Without treatment, chronic problems ensue, including: liver disease leading to cirrhosis and hepatocellular carcinoma, renal tubular disease (Fanconi syndrome), rickets, failure to thrive, and coagulation disorders. Repeated neurologic crises may occur involving mental status change, abdominal pain, peripheral neuropathy, and/or respiratory failure.These are due to the accumulation of delta amino levulinic acid whose metabolism is inhibited by succinylacetone. Death usually occurs by 10 years of age. 

Initial symptoms may include:

  • Severe liver involvement in the young infant with:
  • Jaundice
  • Ascites
  • Loss of clotting factor synthesis
  • GI bleeding
  • Or development later in the first year of:
  1. Liver dysfunction
  2. Renal involvement
  3. Growth failure
  4. Rickets
  5. "Boiled cabbage" or "rotten mushroom" odor to the body and urine

EARLY SIGNS

There are three types of tyrosinemia (I, II, and III). Tyrosinemia, type I (TYR I) is the most severe of the three forms. Signs of TYR I usually begin in the first few months of life, though some individuals do not begin showing signs until childhood.

Babies with TYR I may show signs such as:

  • Diarrhea
  • Bloody stool
  • Vomiting
  • Poor weight gain
  • Sleeping longer and more often
  • Tiredness
  • Irritability
  • “Cabbage-like” odor
  • Yellowing skin (known as jaundice)
  • Increased bleeding or bruising
  • Swollen legs or abdomen
  • Developmental delays
  • Trouble breathing

Many of these signs may occur when your baby eats foods that his or her body cannot break down. They can be triggered by long periods of time without eating, illnesses, and infections.

CAUSES

When we eat food, enzymes help break it down. Some enzymes help break down proteins into their building blocks, called amino acids. Other enzymes break down these amino acids. In tyrosinemia, type I (TYR I), the enzyme fumarylacetoacetate hydrolase (FAH) is not working correctly.

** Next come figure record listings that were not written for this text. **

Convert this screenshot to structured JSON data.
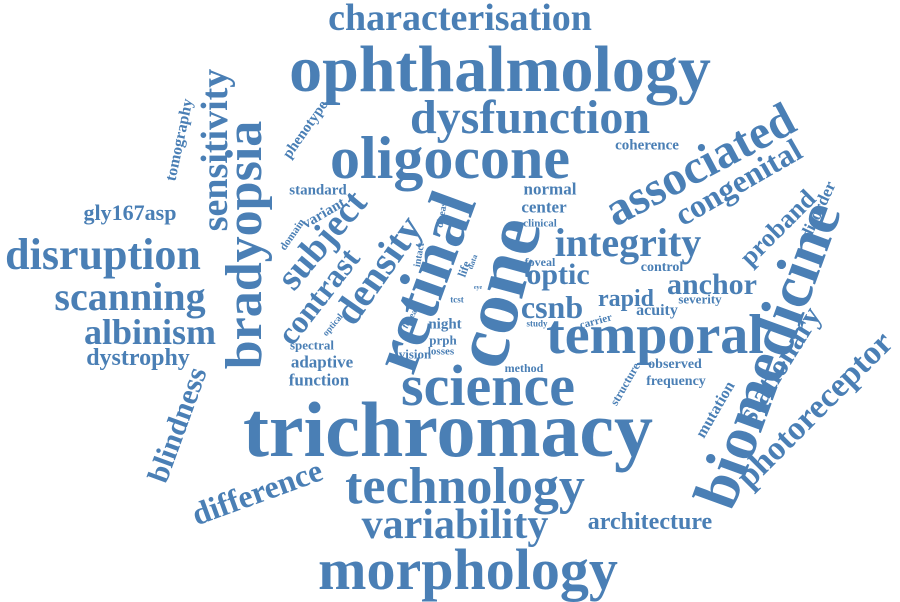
{
  "color": "#4a7fb5",
  "words": [
    "characterisation",
    "ophthalmology",
    "dysfunction",
    "oligocone",
    "associated",
    "sensitivity",
    "bradyopsia",
    "retinal",
    "cone",
    "science",
    "trichromacy",
    "biomedicine",
    "temporal",
    "technology",
    "morphology",
    "variability",
    "architecture",
    "disruption",
    "scanning",
    "albinism",
    "dystrophy",
    "blindness",
    "difference",
    "photoreceptor",
    "stationary",
    "congenital",
    "integrity",
    "subject",
    "density",
    "contrast",
    "optic",
    "anchor",
    "csnb",
    "rapid",
    "proband",
    "disorder",
    "coherence",
    "gly167asp",
    "tomography",
    "phenotype",
    "standard",
    "variant",
    "domain",
    "normal",
    "center",
    "clinical",
    "disease",
    "intact",
    "life",
    "data",
    "foveal",
    "control",
    "severity",
    "acuity",
    "carrier",
    "study",
    "night",
    "prph",
    "losses",
    "vision",
    "adaptive",
    "function",
    "spectral",
    "optical",
    "fovea",
    "tcst",
    "method",
    "observed",
    "frequency",
    "structure",
    "mutation",
    "eye"
  ]
}
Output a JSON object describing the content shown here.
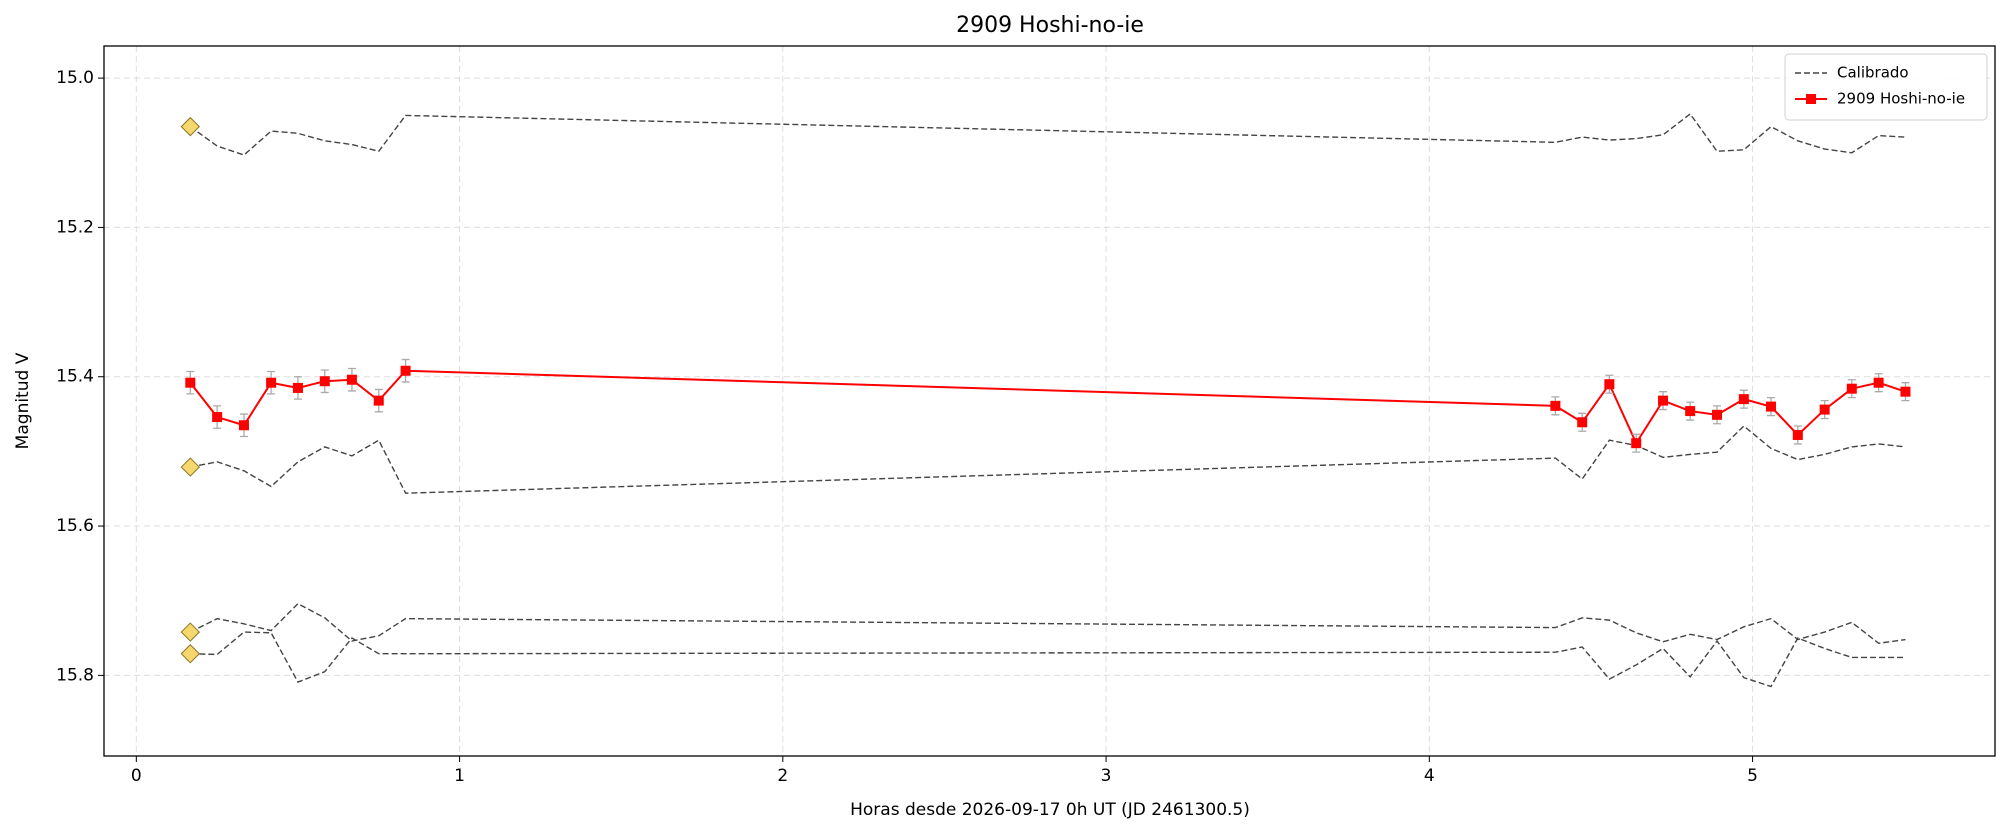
{
  "chart_data": {
    "type": "line",
    "title": "2909 Hoshi-no-ie",
    "x_label": "Horas desde 2026-09-17 0h UT (JD 2461300.5)",
    "y_label": "Magnitud V",
    "x": [
      0.167,
      0.25,
      0.333,
      0.417,
      0.5,
      0.583,
      0.667,
      0.75,
      0.833,
      4.39,
      4.473,
      4.557,
      4.64,
      4.723,
      4.807,
      4.89,
      4.973,
      5.057,
      5.14,
      5.223,
      5.307,
      5.39,
      5.473
    ],
    "series": [
      {
        "name": "Calibrado",
        "color": "#444444",
        "dashed": true,
        "first_marker_color": "#f5d76e",
        "values": [
          15.065,
          15.091,
          15.103,
          15.071,
          15.074,
          15.084,
          15.089,
          15.098,
          15.05,
          15.086,
          15.079,
          15.083,
          15.081,
          15.076,
          15.048,
          15.098,
          15.096,
          15.065,
          15.084,
          15.095,
          15.1,
          15.077,
          15.079
        ]
      },
      {
        "color": "#444444",
        "dashed": true,
        "first_marker_color": "#f5d76e",
        "values": [
          15.521,
          15.514,
          15.526,
          15.547,
          15.514,
          15.494,
          15.506,
          15.485,
          15.556,
          15.509,
          15.537,
          15.485,
          15.492,
          15.508,
          15.504,
          15.501,
          15.466,
          15.496,
          15.511,
          15.504,
          15.494,
          15.49,
          15.494
        ]
      },
      {
        "color": "#444444",
        "dashed": true,
        "first_marker_color": "#f5d76e",
        "values": [
          15.742,
          15.724,
          15.731,
          15.74,
          15.704,
          15.723,
          15.754,
          15.747,
          15.724,
          15.736,
          15.723,
          15.726,
          15.743,
          15.755,
          15.745,
          15.752,
          15.735,
          15.724,
          15.752,
          15.742,
          15.729,
          15.757,
          15.752
        ]
      },
      {
        "color": "#444444",
        "dashed": true,
        "first_marker_color": "#f5d76e",
        "values": [
          15.771,
          15.772,
          15.742,
          15.743,
          15.809,
          15.795,
          15.75,
          15.771,
          15.771,
          15.769,
          15.762,
          15.805,
          15.786,
          15.764,
          15.802,
          15.754,
          15.803,
          15.815,
          15.75,
          15.764,
          15.776,
          15.776,
          15.776
        ]
      },
      {
        "name": "2909 Hoshi-no-ie",
        "color": "#ff0000",
        "dashed": false,
        "marker": "square",
        "error_color": "#aaaaaa",
        "values": [
          15.408,
          15.454,
          15.465,
          15.408,
          15.415,
          15.406,
          15.404,
          15.432,
          15.392,
          15.439,
          15.461,
          15.41,
          15.489,
          15.432,
          15.446,
          15.451,
          15.43,
          15.44,
          15.478,
          15.444,
          15.416,
          15.408,
          15.42
        ],
        "errors": [
          0.015,
          0.015,
          0.015,
          0.015,
          0.015,
          0.015,
          0.015,
          0.015,
          0.015,
          0.012,
          0.012,
          0.012,
          0.012,
          0.012,
          0.012,
          0.012,
          0.012,
          0.012,
          0.012,
          0.012,
          0.012,
          0.012,
          0.012
        ]
      }
    ],
    "xlim": [
      -0.1,
      5.75
    ],
    "ylim": [
      14.957,
      15.908
    ],
    "y_inverted": true,
    "xticks": [
      0,
      1,
      2,
      3,
      4,
      5
    ],
    "yticks": [
      {
        "value": 15.0,
        "label": "15.0"
      },
      15.2,
      15.4,
      15.6,
      15.8
    ],
    "grid": true,
    "legend": "upper right"
  }
}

FAH’s job is to break down the amino acid tyrosine. Babies with TYR I do not make enough FAH. When there is a shortage in FAH, the body cannot break down tyrosine. Tyrosine builds up in the body, which can be toxic.

TYR I is an autosomal recessive genetic condition. This means that a child must inherit two copies of the non-working gene for TYR I, one from each parent, in order to have the condition. The parents of a child with an autosomal recessive condition each carry one copy of the non-working gene, but they typically do not show signs and symptoms of the condition. While having a child with TYR I is rare, when both parents are carriers, they can have more than one child with the condition. 

TREATMENT

Dietary Treatment

Your baby may need to be on a restricted diet to avoid proteins that his or her body cannot break down. A dietician or nutritionist can help you plan the appropriate diet for your child. 

Your baby’s doctor might also recommend special formulas and foods for children with tyrosinemia, type I (TYR I). These formulas will likely need to be continued through adulthood.

Supplements and Medications

Your doctor may prescribe a medication called nitisinone (also called Orfadin or NTBC). This medication helps stop TYR I from affecting the brain, liver, and kidneys. It is important to screen for TYR I at birth because taking this medication early can prevent liver, kidney, and brain damage.

If TYR I is affecting your baby’s bones, your doctor might also prescribe vitamin D supplements. Vitamin D is a natural substance that can help strengthen bones.

EXPECTED OUTCOMES

Early treatment can prevent many of the liver, kidney, and brain effects of tyrosinemia, type I (TYR I). Children who receive treatment can have healthy growth and development.

If treatment is not started soon after birth, children risk some liver and kidney damage.

Without treatment, children are at risk for life-threatening kidney and liver problems.